Certains profils sont plus à risque d’infection. «Les personnes immunodéprimées, sous traitement immunosuppresseur, dont le système immunitaire est déjà affaibli, et les personnes présentant des pathologies sous-jacentes, telles que des maladies hépatiques et le diabète. Chez elles, les infections peuvent être plus sévères», note le spécialiste en bactériologie vétérinaire. Sans oublier les femmes enceintes, les jeunes enfants et les personnes âgées.
Dans la majorité des cas, le coup de griffe guérit spontanément et ne provoque ni rougeur, tuméfaction, chaleur ou douleur –principaux symptômes d’alerte à surveiller. Par contre, «il faut considérer chaque morsure comme potentiellement infectée et, dès lors, consulter un médecin, estime Damien Thiry.

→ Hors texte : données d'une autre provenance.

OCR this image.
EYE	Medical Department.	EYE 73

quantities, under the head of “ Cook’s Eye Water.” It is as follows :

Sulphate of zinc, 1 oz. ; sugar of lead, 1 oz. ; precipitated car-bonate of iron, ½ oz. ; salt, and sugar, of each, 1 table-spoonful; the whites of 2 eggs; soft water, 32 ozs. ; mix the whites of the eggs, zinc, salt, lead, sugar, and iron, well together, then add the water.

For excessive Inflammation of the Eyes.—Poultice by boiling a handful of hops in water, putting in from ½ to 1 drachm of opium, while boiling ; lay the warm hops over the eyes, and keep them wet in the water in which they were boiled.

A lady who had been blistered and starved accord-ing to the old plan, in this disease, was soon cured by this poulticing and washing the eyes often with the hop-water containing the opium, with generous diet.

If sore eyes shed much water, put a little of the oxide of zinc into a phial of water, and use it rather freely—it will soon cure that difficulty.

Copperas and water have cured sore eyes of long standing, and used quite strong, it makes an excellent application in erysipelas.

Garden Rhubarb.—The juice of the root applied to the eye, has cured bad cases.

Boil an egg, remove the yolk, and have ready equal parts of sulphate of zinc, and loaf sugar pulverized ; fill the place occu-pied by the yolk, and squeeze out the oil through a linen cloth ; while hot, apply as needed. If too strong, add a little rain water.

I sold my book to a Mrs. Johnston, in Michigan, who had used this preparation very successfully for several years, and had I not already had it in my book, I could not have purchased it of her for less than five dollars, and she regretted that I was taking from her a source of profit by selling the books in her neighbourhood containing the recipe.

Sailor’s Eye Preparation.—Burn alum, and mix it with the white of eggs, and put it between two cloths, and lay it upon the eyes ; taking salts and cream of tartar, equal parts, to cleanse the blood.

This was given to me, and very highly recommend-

Il ne s’agit pas d’alerter mais de rester vigilant. Un chat n’est pas un jouet. Instinctivement, il n’aime pas être serré dans les bras ni être forcé à être caressé.»
Chiffres
Selon le Centre belge d’information pharmacothérapeutique (CBIP), entre 5% et 25% des plaies par morsure de chien qui n’ont pas été traitées de manière adéquate finissent par s’infecter. Cette proportion, pour les morsures de chat, s’élève de 30% à 50%.